While most of New England kicks back and relaxes this Labor Day, the region’s favorite football team remains very much a work in progress.
After a dismal-at-times summer of training camp practices and poor preseason play, the Patriots now have less than a week to get ready for the regular season opener Sunday afternoon in what will be a hot and muggy Miami against an upstart, hope-filled Dolphins squad.
Ready or not, the games now count. Each week will end with a winner. And a loser with a capital L.
But don’t worry too much Patriot Nation, because Bill Belichick himself doesn’t seem to be worrying the summer away. Mr. Do Your Job -- whose only bottom-line, production-based job is to win football games for boss Robert Kraft’s team – is taking a wait-and-see approach to his new roster heading into a new season.
Belichick has spent weeks seemingly lowering expectations. All summer has been about the “process,” particularly for his new-look offense under the direction of curious coaching choices Matt Patricia and Joe Judge. Second-year quarterback Mac Jones has picked up the company line and run with it more often than he had to frustratingly scramble away a bad pass play on the practice field. Jones keeps softly chastising media members that focus too much on things like a successful play or scoring points, “results” that aren’t the “process.”
Recently Belichick has, on multiple occasions, emphasized the unknown nature of his team, one that won’t come into clarity until well into leaf-raking season and beyond.
“I don't think you really know where your team is until you get to about midseason, mid-October. Play five, six, seven games, match up against some different teams, see for real what your strengths and weaknesses are, and your opponents as well,” Belichick said this week, pushing off an early evaluations.
“To really be in real game condition probably takes through the month of September and maybe into October,” Belichick said.
The coach even acknowledged the idea that many a Patriots’ fan and media defender has espoused in recent seasons when the team gets off to a slow September start like its 1-3 opening efforts last fall.
“I've heard a lot of people comment on it. September is an extension of the preseason, building your team, developing your team. I think there's some truth to that,” Belichick said before getting to the actual meat of the early season matter. “But games start now, so it's important to be competitive early. I think we saw some of that last year. But we see it every year, but certainly saw it last year.”

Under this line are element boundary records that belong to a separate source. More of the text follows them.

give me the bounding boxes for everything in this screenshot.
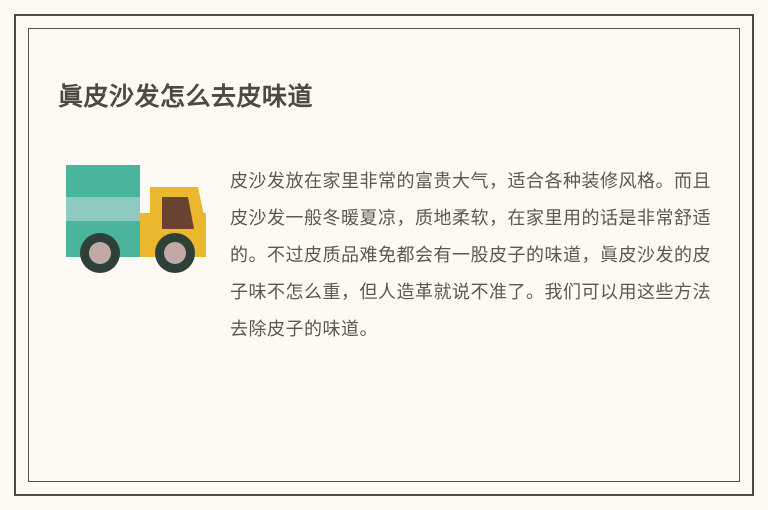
- card-content: 眞皮沙发怎么去皮味道: [0, 0, 768, 510]
- article-body-text: 皮沙发放在家里非常的富贵大气，适合各种装修风格。而且皮沙发一般冬暖夏凉，质地柔软…: [230, 163, 720, 348]
- article-title: 眞皮沙发怎么去皮味道: [58, 79, 698, 115]
- delivery-truck-icon: [58, 153, 208, 273]
- article-card: 眞皮沙发怎么去皮味道: [0, 0, 768, 510]
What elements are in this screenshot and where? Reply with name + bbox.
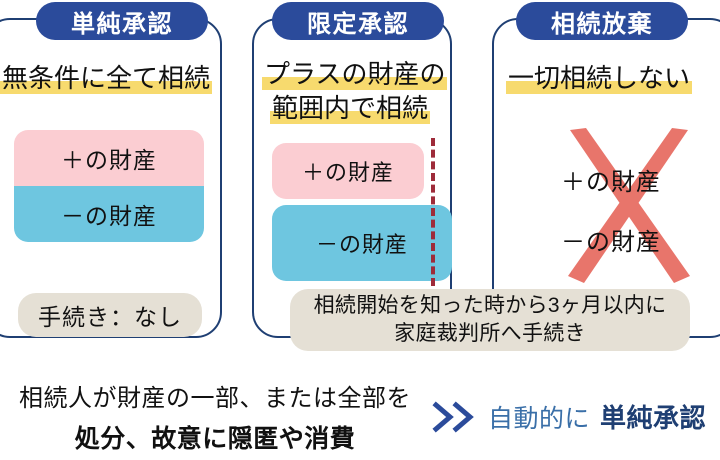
liability-limit-dashed-line bbox=[431, 138, 435, 286]
bottom-note: 相続人が財産の一部、または全部を 処分、故意に隠匿や消費 bbox=[0, 378, 440, 455]
double-chevron-right-icon bbox=[432, 400, 478, 434]
bottom-note-line-2: 処分、故意に隠匿や消費 bbox=[0, 419, 440, 455]
bottom-note-line-1: 相続人が財産の一部、または全部を bbox=[0, 378, 440, 413]
result-emphasis-label: 単純承認 bbox=[600, 398, 706, 435]
headline-marker-text: 範囲内で相続 bbox=[272, 88, 428, 125]
procedure-box-simple-acceptance: 手続き：なし bbox=[18, 293, 202, 337]
asset-plus-block-limited: ＋の財産 bbox=[272, 143, 424, 199]
headline-marker-text: プラスの財産の bbox=[264, 54, 445, 91]
headline-marker-text: 無条件に全て相続 bbox=[2, 58, 210, 95]
column-headline-simple-acceptance: 無条件に全て相続 bbox=[2, 58, 210, 95]
column-headline-limited-acceptance-line2: 範囲内で相続 bbox=[272, 88, 428, 125]
asset-minus-label-renunciation: －の財産 bbox=[506, 222, 716, 257]
column-headline-renunciation: 一切相続しない bbox=[508, 58, 690, 95]
procedure-box-shared: 相続開始を知った時から3ヶ月以内に 家庭裁判所へ手続き bbox=[290, 289, 690, 351]
procedure-line-2: 家庭裁判所へ手続き bbox=[394, 320, 586, 348]
asset-minus-block-limited: －の財産 bbox=[272, 205, 452, 281]
cross-out-x-icon bbox=[564, 128, 694, 283]
bottom-result: 自動的に 単純承認 bbox=[432, 398, 706, 435]
asset-plus-label-renunciation: ＋の財産 bbox=[506, 162, 716, 197]
column-headline-limited-acceptance-line1: プラスの財産の bbox=[264, 54, 445, 91]
asset-minus-block: －の財産 bbox=[14, 186, 204, 242]
headline-marker-text: 一切相続しない bbox=[508, 58, 690, 95]
result-prefix-label: 自動的に bbox=[488, 399, 590, 435]
diagram-canvas: 単純承認 無条件に全て相続 ＋の財産 －の財産 手続き：なし 限定承認 プラスの… bbox=[0, 0, 720, 460]
column-badge-limited-acceptance: 限定承認 bbox=[272, 2, 444, 40]
asset-group-renunciation: ＋の財産 －の財産 bbox=[506, 140, 716, 280]
column-badge-renunciation: 相続放棄 bbox=[516, 2, 688, 40]
column-badge-simple-acceptance: 単純承認 bbox=[36, 2, 208, 40]
asset-stack-simple-acceptance: ＋の財産 －の財産 bbox=[14, 130, 204, 242]
procedure-line-1: 相続開始を知った時から3ヶ月以内に bbox=[314, 292, 667, 320]
asset-plus-block: ＋の財産 bbox=[14, 130, 204, 186]
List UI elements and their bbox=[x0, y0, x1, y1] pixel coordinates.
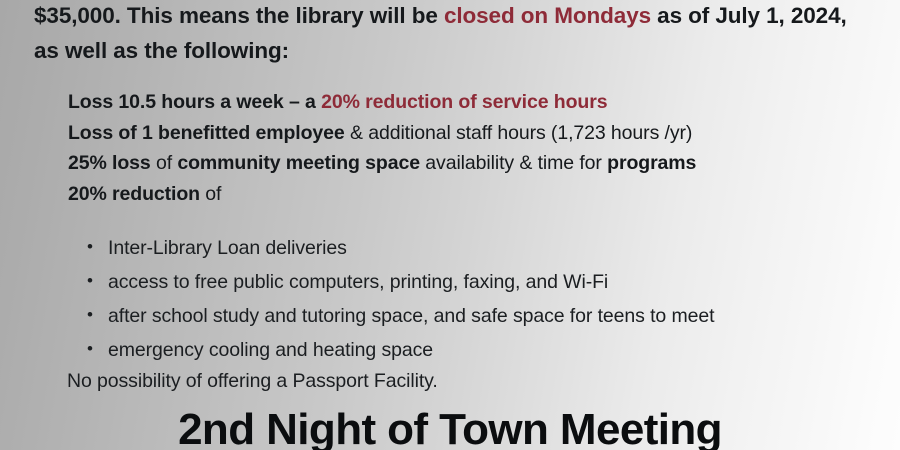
impact-points-list: Loss 10.5 hours a week – a 20% reduction… bbox=[68, 87, 878, 209]
point-light-tail: & additional staff hours (1,723 hours /y… bbox=[345, 122, 693, 144]
bullet-item-interlibrary-loan: Inter-Library Loan deliveries bbox=[82, 231, 892, 265]
bullet-item-after-school-space: after school study and tutoring space, a… bbox=[82, 299, 892, 333]
intro-paragraph: $35,000. This means the library will be … bbox=[34, 0, 874, 68]
point-bold-lead: Loss 10.5 hours a week – a bbox=[68, 91, 321, 113]
point-light-mid-1: of bbox=[151, 152, 178, 174]
impact-point-reduction-of: 20% reduction of bbox=[68, 179, 878, 210]
point-bold-tail: programs bbox=[607, 152, 696, 174]
point-bold-lead: 25% loss bbox=[68, 152, 151, 174]
reduction-bullet-list: Inter-Library Loan deliveries access to … bbox=[82, 231, 892, 367]
bullet-item-public-computers: access to free public computers, printin… bbox=[82, 265, 892, 299]
slide-heading-town-meeting: 2nd Night of Town Meeting bbox=[0, 404, 900, 450]
point-bold-lead: 20% reduction bbox=[68, 183, 200, 205]
intro-text-part-1: $35,000. This means the library will be bbox=[34, 3, 444, 28]
impact-point-meeting-space: 25% loss of community meeting space avai… bbox=[68, 148, 878, 179]
point-bold-lead: Loss of 1 benefitted employee bbox=[68, 122, 345, 144]
point-light-mid-2: availability & time for bbox=[420, 152, 607, 174]
impact-point-employee-loss: Loss of 1 benefitted employee & addition… bbox=[68, 118, 878, 149]
point-light-tail: of bbox=[200, 183, 221, 205]
presentation-slide: $35,000. This means the library will be … bbox=[0, 0, 900, 450]
point-bold-mid: community meeting space bbox=[177, 152, 420, 174]
bullet-item-cooling-heating-space: emergency cooling and heating space bbox=[82, 333, 892, 367]
closing-statement: No possibility of offering a Passport Fa… bbox=[67, 366, 438, 396]
intro-highlight-closed-mondays: closed on Mondays bbox=[444, 3, 651, 28]
impact-point-service-hours: Loss 10.5 hours a week – a 20% reduction… bbox=[68, 87, 878, 118]
point-highlight-reduction: 20% reduction of service hours bbox=[321, 91, 607, 113]
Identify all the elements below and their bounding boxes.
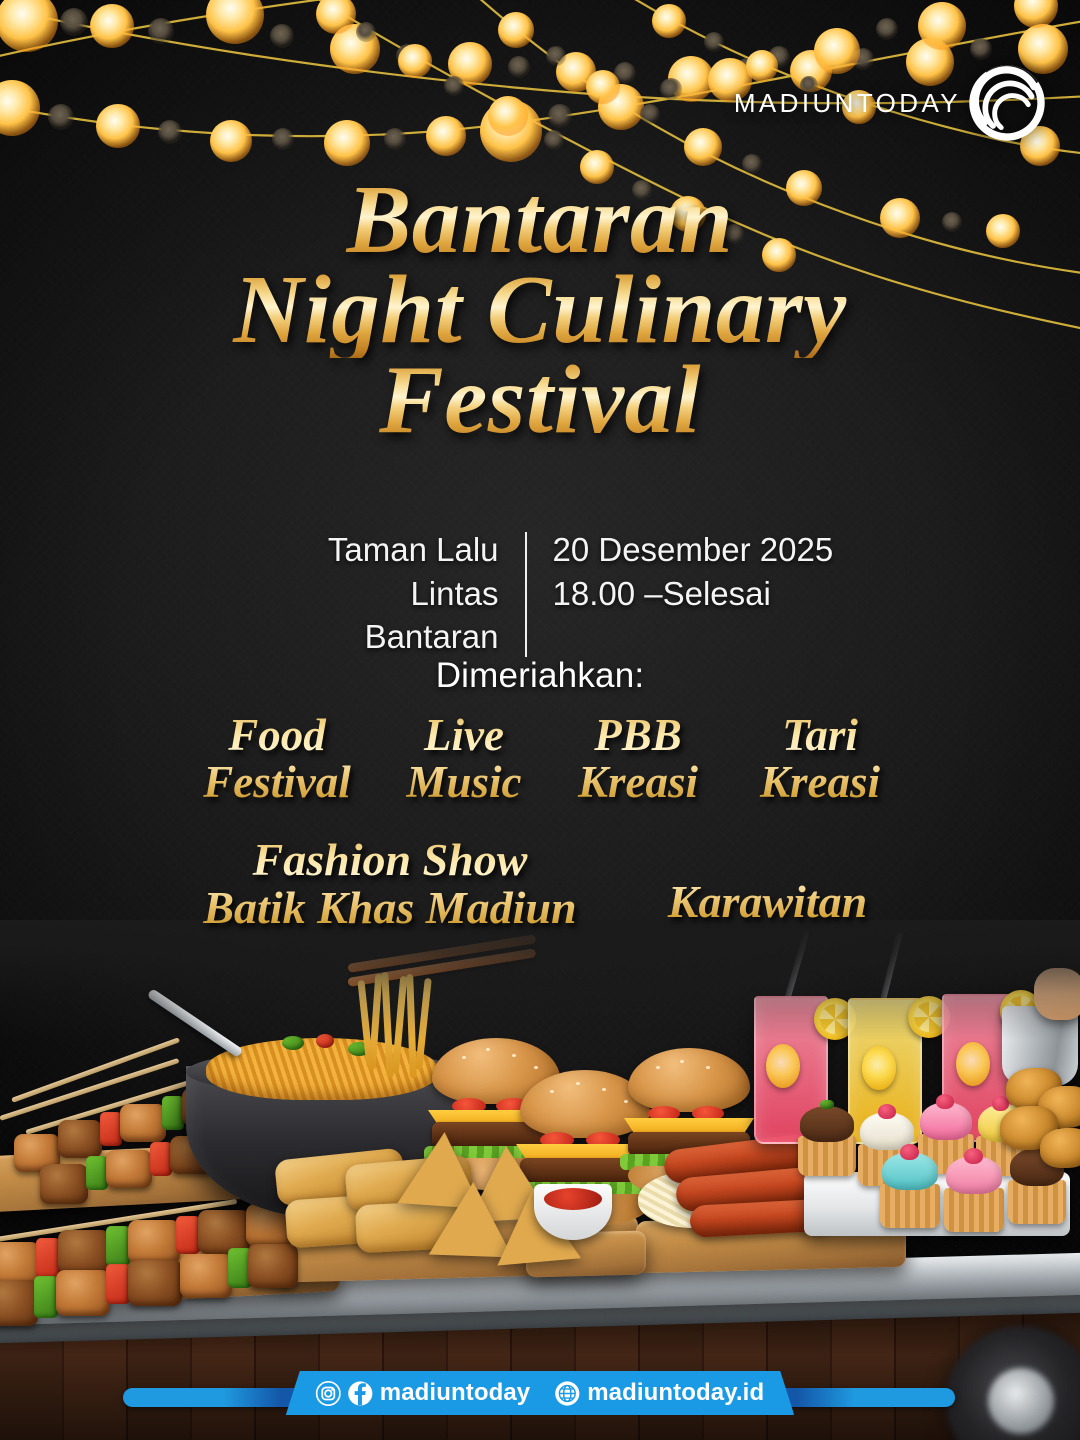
lineup-row-primary: Food Festival Live Music PBB Kreasi Tari… [0, 712, 1080, 806]
social-group-handles[interactable]: madiuntoday [316, 1379, 530, 1407]
lineup-row-secondary: Fashion Show Batik Khas Madiun Karawitan [0, 836, 1080, 932]
globe-icon[interactable] [555, 1381, 580, 1406]
social-footer-bar[interactable]: madiuntoday madiuntoday.id [286, 1371, 794, 1415]
title-line-2: Night Culinary [0, 262, 1080, 358]
instagram-icon[interactable] [316, 1381, 341, 1406]
lineup-item-tari-kreasi: Tari Kreasi [731, 712, 909, 806]
cupcake-frosting-chocolate [800, 1106, 854, 1142]
brand-logo[interactable]: MADIUNTODAY [734, 62, 1048, 144]
date-time-text: 20 Desember 2025 18.00 –Selesai [527, 528, 837, 659]
lineup-item-karawitan: Karawitan [618, 836, 918, 926]
poster-title: Bantaran Night Culinary Festival [0, 172, 1080, 448]
crescent-swoosh-mark [966, 62, 1048, 144]
photo-top-fade [0, 920, 1080, 1040]
lineup-item-live-music: Live Music [383, 712, 545, 806]
title-line-1: Bantaran [0, 172, 1080, 268]
lineup-heading: Dimeriahkan: [0, 656, 1080, 696]
lineup-item-fashion-show: Fashion Show Batik Khas Madiun [163, 836, 618, 932]
poster-canvas: MADIUNTODAY Bantaran Night Culinary Fest… [0, 0, 1080, 1440]
food-photo-region [0, 920, 1080, 1440]
facebook-icon[interactable] [348, 1381, 373, 1406]
logo-wordmark: MADIUNTODAY [734, 88, 961, 119]
lineup-item-food-festival: Food Festival [171, 712, 383, 806]
social-handle-website[interactable]: madiuntoday.id [587, 1379, 764, 1407]
title-line-3: Festival [0, 352, 1080, 448]
social-group-website[interactable]: madiuntoday.id [555, 1379, 764, 1407]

Even though New England took advantage of a soft midseason schedule a year ago to win seven games in a row on the way to a return to the postseason, the Patriots could have been in much different position last January had they not given away very much winnable games against the Dolphins, Saints and Bucs in the first four weeks.
This year’s schedule may be even less forgiving and more dependent on winning the most winnable games when they present themselves, even the ones in the “extension of the preseason.”
The first two weeks of the season come against opponents who might just be on a similar level as New England. The Dolphins are an unknown under first-year coach Mike McDaniel, but certainly hope to be in Wild Card contention with the Patriots behind the big boy Bills in the AFC East.
Meanwhile Week 2’s trip to Pittsburgh faces a Steelers team in a similar transition as the Patriots. They were a borderline playoff team a year ago and are figuring out their quarterback situation but have never had a losing season under Mike Tomlin.
If the Patriots can find a way to steal the first two games of the year on the road, it certainly doesn’t mean they are Super Bowl- or even playoff-bound. There will be a long season with lots of difficult games ahead.
But if New England stumbles out of the “extension of the preseason” gates the way it did in the actual preseason and on the practice field this summer, well the season will seem even longer. Because 0-2 could easily turn into 0-4 against the Ravens and Packers.
That would mean the “soft” middle portion of the schedule – the Lions, Browns, Bears and Jets (twice) – would be spent trying to play catchup, attempting to get back to .500 in an AFC race that appears to be as crowed with talented teams as ever.
Maybe Belichick is right. Maybe we won’t know if the 2022 Patriots are a good football team until midseason, sometime around Halloween.
But we might just know if they are a bad football team in the first two weeks of labor in Miami and Pittsburgh. Because if New England loses those two games, well, there’s a real good chance the season is just about over before it even really gets going. Banking on banking late-season wins against the Bills (twice), Bengals, Raiders and Vikings is anything but a palatable Patriots plan.
Belichick may be taking a wait-and-see approach, but it seems like we won’t have to wait too long to see what the Patriots are, because the idea of seeing New England hit its stride in November and play its best football down the post-Thanksgiving stretch into the playoffs is an outdated dream of a dynasty past.
These Patriots, in this season, with this schedule need to win now or it won’t really matter later even if they round into the midseason form their coach may optimistically envision.